Jak donosi Vísir, Uniwersytet Bifröst nie będzie w przyszłości pobierał czesnego od swoich studentów. Rektor uniwersytetu, Margrét Jónsdóttir Njarðvík, powiedziała, że będzie to sprzyjać równemu dostępowi do studiów pod względem ekonomicznym. Uczelnia pobierała dotąd opłatę w wysokości 500 000 ISK za studia podyplomowe.

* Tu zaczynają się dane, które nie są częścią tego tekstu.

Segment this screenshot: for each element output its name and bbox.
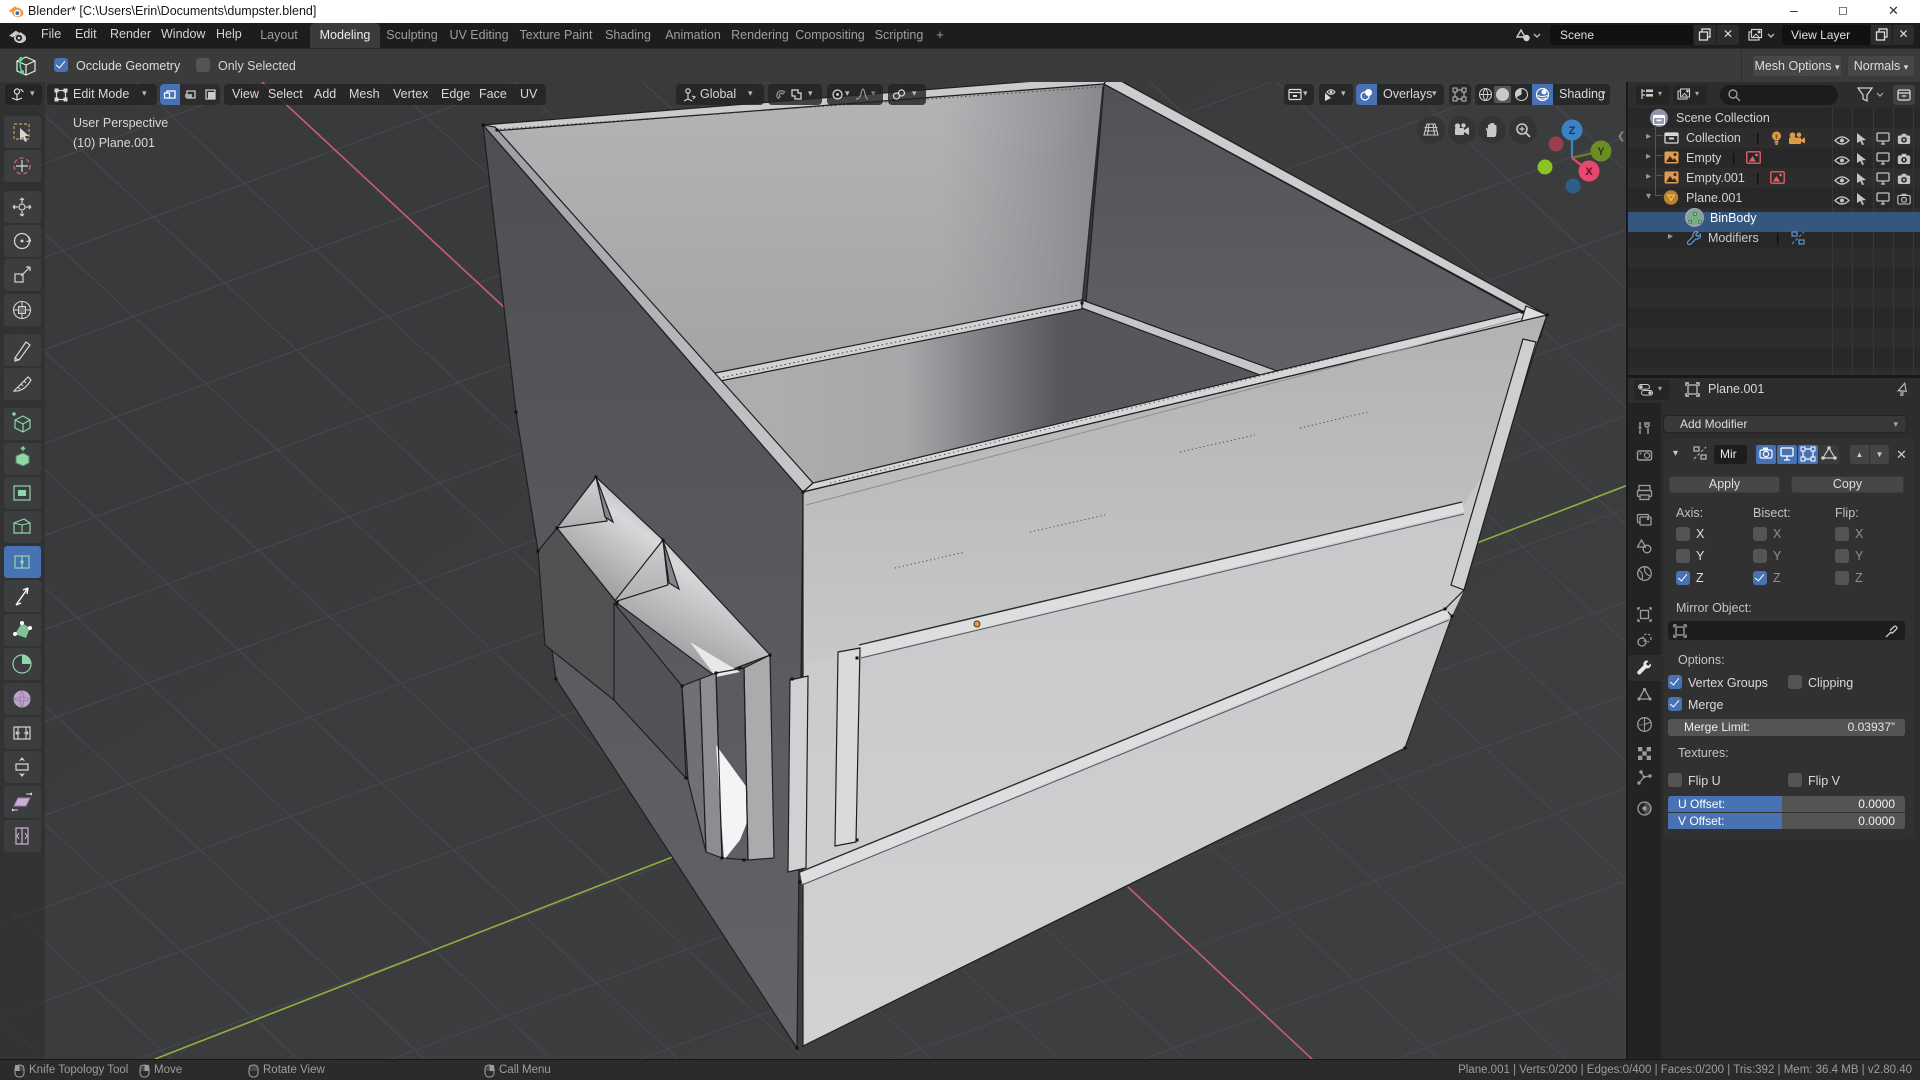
svg-text:X: X — [1585, 166, 1593, 178]
svg-text:Z: Z — [1569, 125, 1576, 137]
svg-text:Y: Y — [1597, 146, 1605, 158]
svg-text:❮: ❮ — [1617, 131, 1624, 142]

W lutym minister szkolnictwa wyższego, nauki i innowacji, Áslaug Arna Sigurbjörnsdóttir, zapowiedziała, że niezależne uniwersytety otrzymają pełne finansowanie z budżetu państwa, jeśli zniosą czesne. Uczelnie publiczne pobierają jedynie niższą opłatę rejestracyjną. Islandzka Akademia Sztuk Pięknych od razu ogłosiła, że zniesie czesne, począwszy od semestru jesiennego 2024 r., podczas gdy Uniwersytet w Reykjaviku zdecydował się kontynuować pobieranie opłat od swoich studentów. Niezależne uczelnie otrzymują od 60 do 80% środków państwowych, które dostawałyby, gdyby były uniwersytetami publicznymi.

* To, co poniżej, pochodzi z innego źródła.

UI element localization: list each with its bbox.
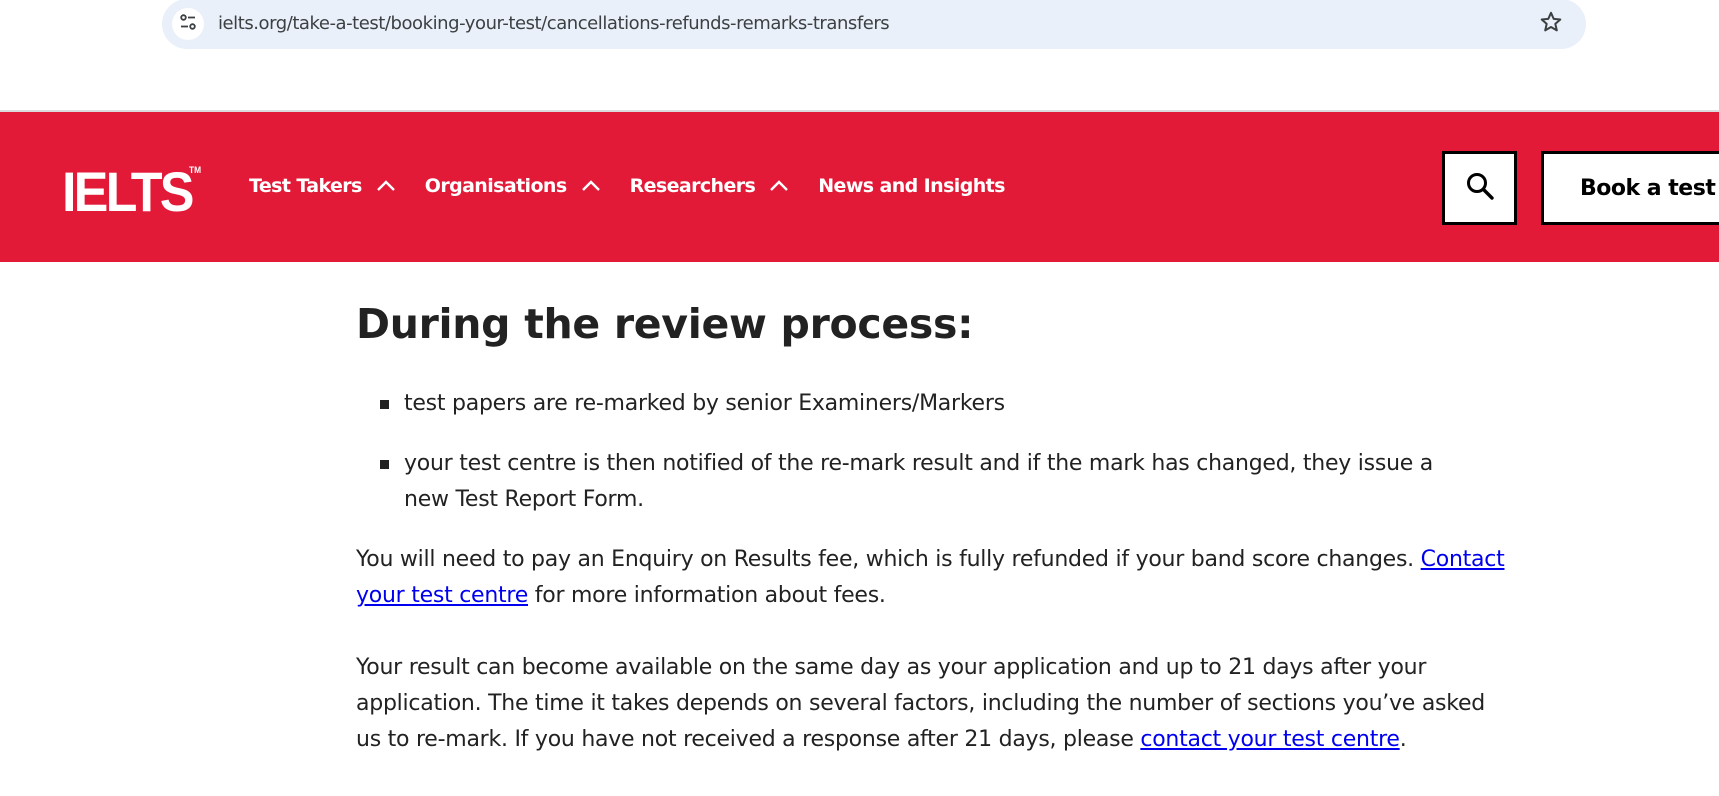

Margrét powiedziała, że decyzja ta oznacza ogromną zmianę dla uniwersytetu, który znajduje się w dolinie Norðárdalur, około 30 kilometrów na północ od Borgarnes, najbliższego ośrodka miejskiego. „Studenci mogą teraz, niezależnie od swojej sytuacji ekonomicznej, zapisać się na Uniwersytet Bifröst. Uczymy wielu przedmiotów, które nie są dostępne na innych islandzkich uczelniach” – powiedziała. „Uniwersytet Bifröst jest liderem w nauczaniu zdalnym, a to oznacza, że każdy, bez względu na to, gdzie mieszka i jaka jest jego sytuacja, czy wychowuje dzieci, czy też pracuje, może zapisać się na studia u nas bez płacenia czesnego”.

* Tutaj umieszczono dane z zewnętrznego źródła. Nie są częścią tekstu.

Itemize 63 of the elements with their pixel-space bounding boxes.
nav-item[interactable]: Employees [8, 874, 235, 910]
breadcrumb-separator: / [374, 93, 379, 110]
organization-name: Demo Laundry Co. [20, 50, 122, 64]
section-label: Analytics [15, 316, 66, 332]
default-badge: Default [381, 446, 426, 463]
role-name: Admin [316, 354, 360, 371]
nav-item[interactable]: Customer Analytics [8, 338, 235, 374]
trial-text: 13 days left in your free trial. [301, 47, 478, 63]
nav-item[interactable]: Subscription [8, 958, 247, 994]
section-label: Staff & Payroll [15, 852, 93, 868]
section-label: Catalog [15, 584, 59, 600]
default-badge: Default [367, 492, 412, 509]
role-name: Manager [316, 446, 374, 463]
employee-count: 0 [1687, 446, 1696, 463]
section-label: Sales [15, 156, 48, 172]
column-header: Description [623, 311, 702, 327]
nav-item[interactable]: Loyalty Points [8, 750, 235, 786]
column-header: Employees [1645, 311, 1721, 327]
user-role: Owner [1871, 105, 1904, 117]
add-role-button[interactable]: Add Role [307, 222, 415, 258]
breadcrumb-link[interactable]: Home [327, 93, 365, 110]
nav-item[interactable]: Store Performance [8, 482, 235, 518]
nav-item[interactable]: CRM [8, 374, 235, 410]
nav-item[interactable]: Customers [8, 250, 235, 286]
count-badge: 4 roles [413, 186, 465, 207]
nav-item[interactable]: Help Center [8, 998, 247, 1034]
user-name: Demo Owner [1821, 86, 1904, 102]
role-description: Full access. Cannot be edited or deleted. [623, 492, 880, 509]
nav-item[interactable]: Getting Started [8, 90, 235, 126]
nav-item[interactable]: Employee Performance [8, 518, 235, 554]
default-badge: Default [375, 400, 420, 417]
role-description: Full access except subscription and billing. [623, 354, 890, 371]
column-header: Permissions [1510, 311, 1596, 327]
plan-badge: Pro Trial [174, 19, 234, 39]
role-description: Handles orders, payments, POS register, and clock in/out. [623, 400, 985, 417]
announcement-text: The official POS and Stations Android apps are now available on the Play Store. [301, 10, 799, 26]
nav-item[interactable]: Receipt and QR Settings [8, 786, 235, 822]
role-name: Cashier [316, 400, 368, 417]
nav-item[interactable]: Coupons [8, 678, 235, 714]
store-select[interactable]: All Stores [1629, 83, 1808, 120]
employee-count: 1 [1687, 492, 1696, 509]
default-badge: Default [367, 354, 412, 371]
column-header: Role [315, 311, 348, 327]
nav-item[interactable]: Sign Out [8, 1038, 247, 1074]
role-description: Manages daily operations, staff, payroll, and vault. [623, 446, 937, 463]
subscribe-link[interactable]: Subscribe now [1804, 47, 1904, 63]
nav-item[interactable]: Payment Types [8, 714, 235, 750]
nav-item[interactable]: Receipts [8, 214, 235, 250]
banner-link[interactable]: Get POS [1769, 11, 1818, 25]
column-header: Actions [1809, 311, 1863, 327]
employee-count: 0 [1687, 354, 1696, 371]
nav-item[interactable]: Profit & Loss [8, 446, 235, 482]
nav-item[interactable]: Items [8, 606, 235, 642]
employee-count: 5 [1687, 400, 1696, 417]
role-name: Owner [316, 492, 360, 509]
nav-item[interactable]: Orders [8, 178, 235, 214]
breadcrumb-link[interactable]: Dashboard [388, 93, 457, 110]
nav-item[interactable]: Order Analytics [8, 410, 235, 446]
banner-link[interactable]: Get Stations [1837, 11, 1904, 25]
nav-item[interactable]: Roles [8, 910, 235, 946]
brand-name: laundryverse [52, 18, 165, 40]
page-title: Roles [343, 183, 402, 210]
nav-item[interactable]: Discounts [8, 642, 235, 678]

Margrét dodała, że aby takie rozwiązanie miało sens finansowy dla uczelni, tej jesieni musiałoby się na nią zapisać około 300 nowych studentów. „Wiemy jednak, że studenci dokonają takiego wyboru” – powiedziała. „Zaryzykujemy, ponieważ wierzymy, że uczelnia zapełni się studentami”.